= Jaquelin T. Robertson =

American architect (1933–2020)

Jaquelin Taylor Robertson, informally known as "Jaque," (March 20, 1933 – May 9, 2020) was an American architect and urban designer, working at Cooper Robertson. He was a representative of New Urbanism and New Classical Architecture.

== Early life and education ==
Robertson was born and raised in Richmond, Virginia on a classical family-owned estate. His family was aristocratic and lived in a Georgian-style house; he is a descendant of presidents Zachary Taylor and James Madison. His father Walter worked for the U.S. State Department and was special envoy to China for several years. After graduating from Yale College with a Bachelor of Arts degree in 1954 and spending a year at Oxford University as a Rhodes Scholar, Robertson received a Master of Architecture degree from Yale School of Architecture in 1961.

== Career ==
Working in New York City Planning, he was the founder of the New York City Urban Design Group, the first Director of the Mayor's Office of Midtown Planning and Development, and a City Planning Commissioner.

In 1975, he spent three years in Tehran, Iran, directing the planning and design of the country's new capitol center Shahestan Pahlavi in the Abbas Abad district of Tehran.

From 1980 to 1988, Robertson was Dean of the University of Virginia School of Architecture where there is now an Endowed Professorship in his name entitled the "Jaquelin T. Robertson Visiting Professorship in Architecture." At UVA, Robertson often invited notable guest speakers and organized a famous symposium with 25 of the nation's leading architects, including Robert A. M. Stern and Léon Krier, that resulted in the publication of a book entitled The Charlottesville Tapes.
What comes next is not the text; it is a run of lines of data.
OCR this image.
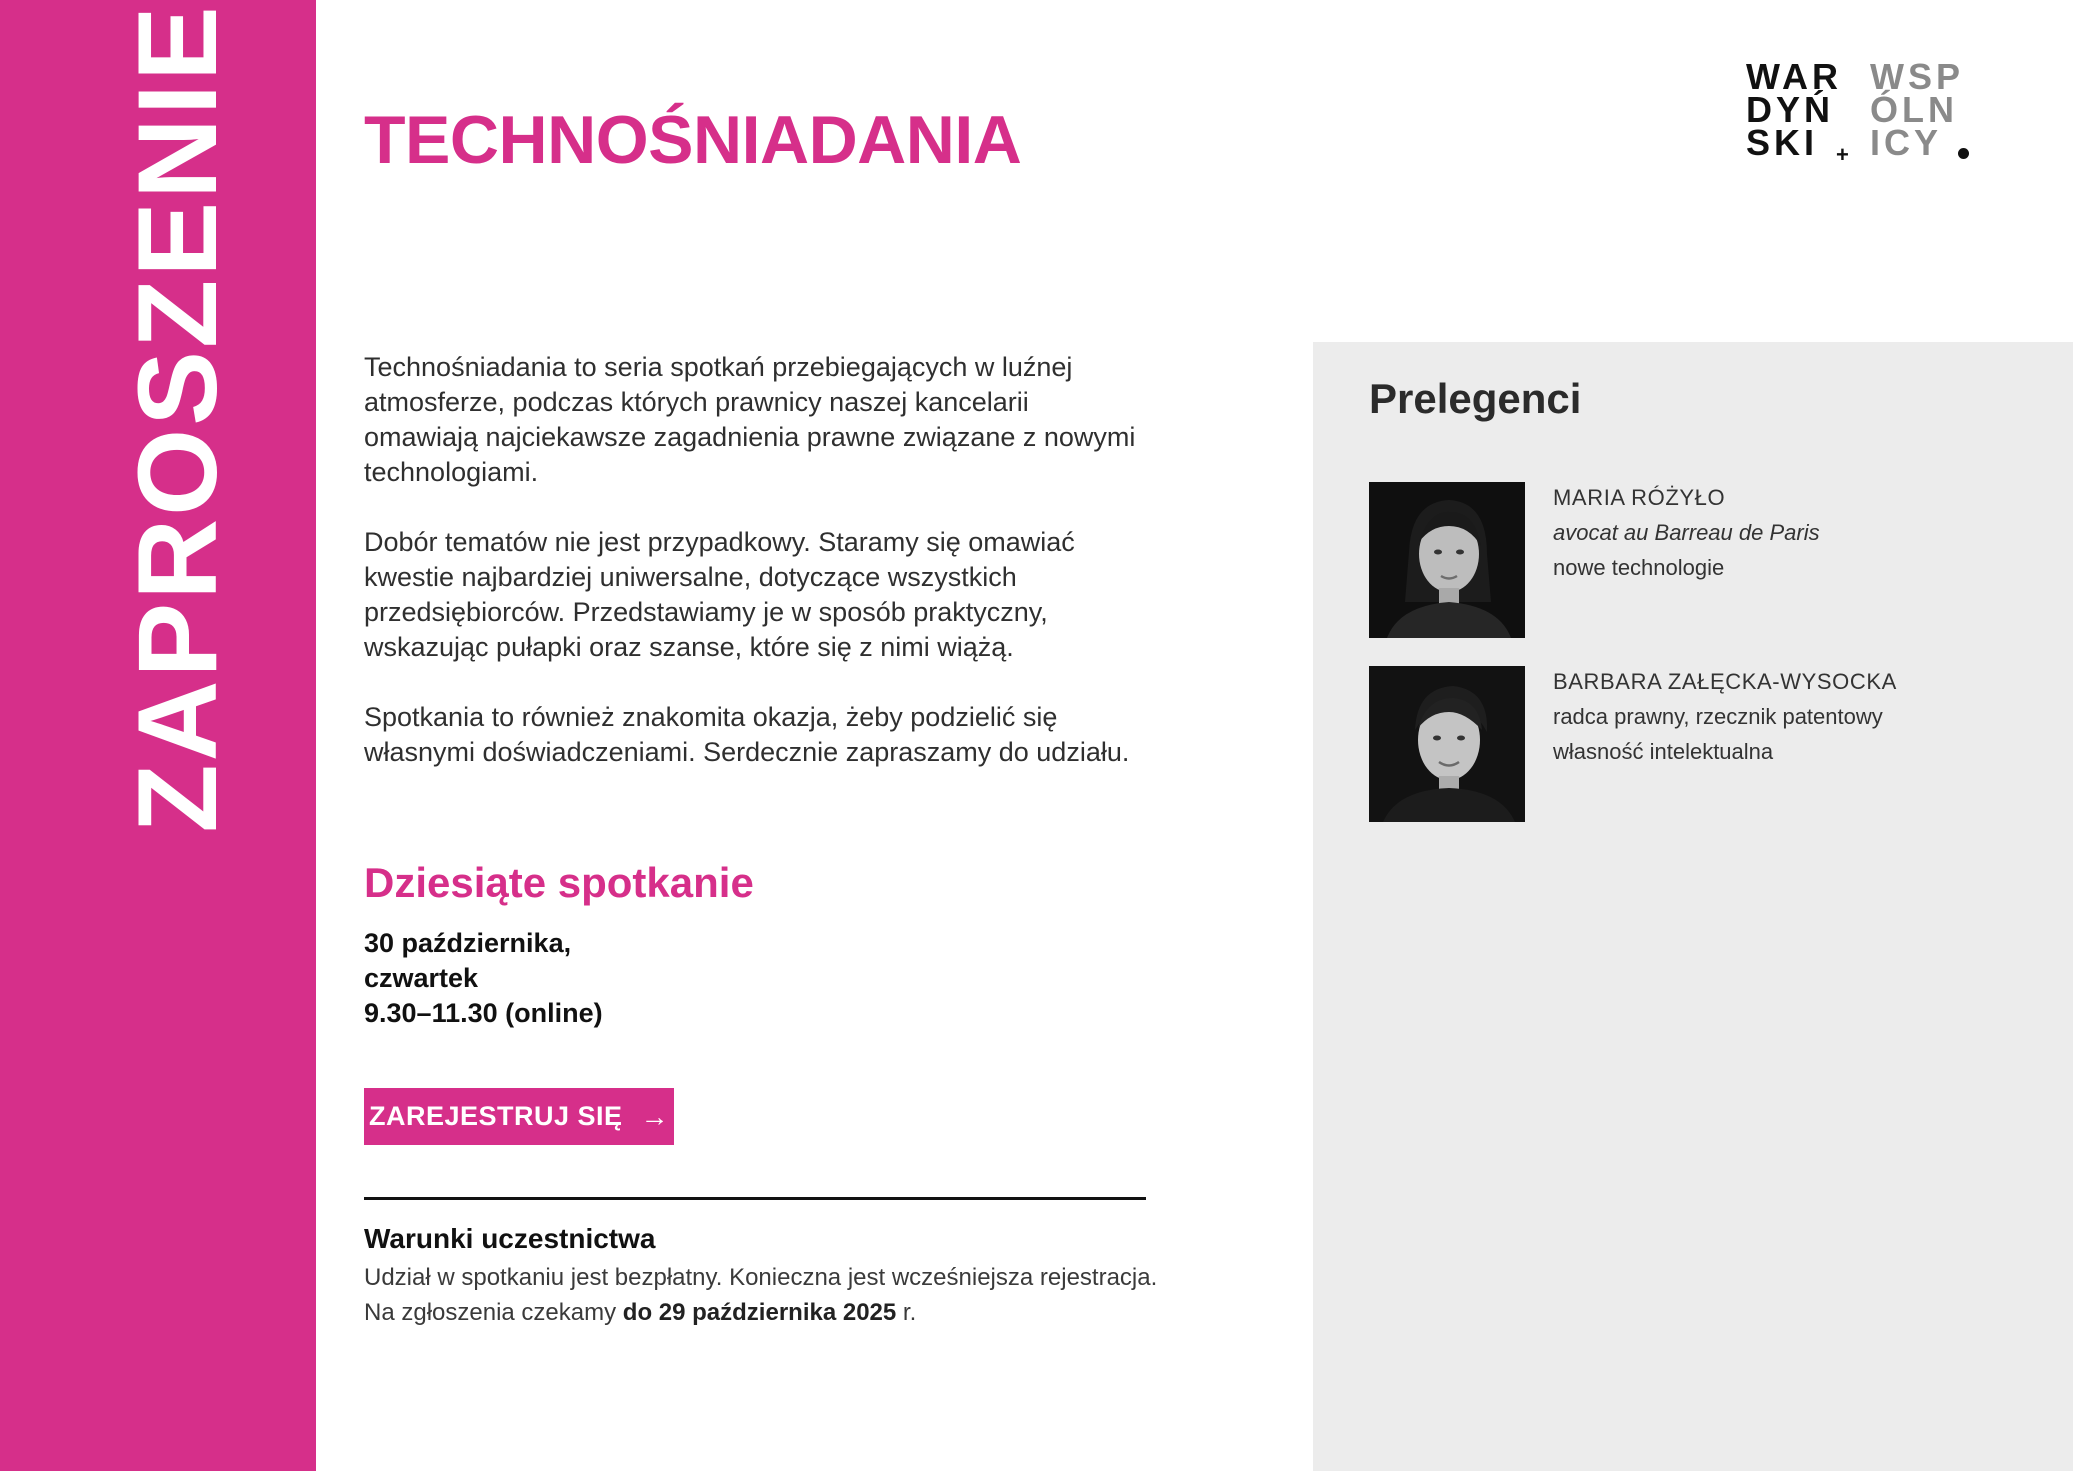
ZAPROSZENIE TECHNOŚNIADANIA
WAR
DYŃ
SKI +
WSP
ÓLN
ICY

Technośniadania to seria spotkań przebiegających w luźnej atmosferze, podczas których prawnicy naszej kancelarii omawiają najciekawsze zagadnienia prawne związane z nowymi technologiami.

Dobór tematów nie jest przypadkowy. Staramy się omawiać kwestie najbardziej uniwersalne, dotyczące wszystkich przedsiębiorców. Przedstawiamy je w sposób praktyczny, wskazując pułapki oraz szanse, które się z nimi wiążą.

Spotkania to również znakomita okazja, żeby podzielić się własnymi doświadczeniami. Serdecznie zapraszamy do udziału.

Dziesiąte spotkanie
30 października,
czwartek
9.30–11.30 (online)
ZAREJESTRUJ SIĘ →
Warunki uczestnictwa

Udział w spotkaniu jest bezpłatny. Konieczna jest wcześniejsza rejestracja. Na zgłoszenia czekamy do 29 października 2025 r.

Prelegenci
MARIA RÓŻYŁO
avocat au Barreau de Paris
nowe technologie
BARBARA ZAŁĘCKA-WYSOCKA
radca prawny, rzecznik patentowy
własność intelektualna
During this same period (1980 to 1987), he was partnered with Peter Eisenman in the firm Eisenman/Robertson Architects in New York City.

In 1988, he stepped down from the University of Virginia post and his partnership with Peter Eisenman to join his Yale School of Architecture classmate Alex Cooper in his firm in New York City, established now under a new name: Cooper, Robertson & Partners.

His notable work includes the New Albany Country Club in New Albany, Ohio outside Columbus, the Visitor Center at the Lewis Ginter Botanical Garden in Richmond, Virginia, the Henry Moore Sculpture Garden at the Nelson-Atkins Museum of Art, the Master Plan for Celebration, Florida for the Disney Development Company as well as the Golf Clubhouse there, The Institute for the Arts & Humanities at the University of North Carolina at Chapel Hill, the Master Plan for the new community of Val d'Europe, outside Paris, France, the Sony Pictures Imageworks Headquarters Building in Culver City, California, and numerous private residences.

Having designed many AIA (American Institute of Architects) award-winning houses, many of which are in the Hamptons on the East End of Long Island and in the Caribbean, Robertson was named one of "the AD 100," Architectural Digest's list of the top 100 architects and interior designers whose work has been published by Architectural Digest over the years.

Robertson was both a Fellow of the American Institute of Architects and a Fellow of the American Institute of Certified Planners.

Robertson died of Alzheimer's disease in East Hampton, New York, in May 2020.

==Career awards==
- Thomas Jefferson Medal in Architecture (1998)
- Seaside Institute Prize (2002)
- Richard H. Driehaus Prize (2007)
- Athena Medal from the Congress for the New Urbanism (2010)

==Quotes==
- "The symbolic hard currency of architecture is classical,... It's gold in the bank. The other stuff is leveraged buy-outs and soybean futures."
- “We [architects] don’t seem to understand very well yet how our society works or what our people want or need, and we are continually caught up in a kind of Alice-in-Wonderland situation of either giving answers to questions no one is asking or ignoring completely some of the more pressing and obvious problems.”
- “Architects must have in front of them some notion about the order of the whole, not just the parts.”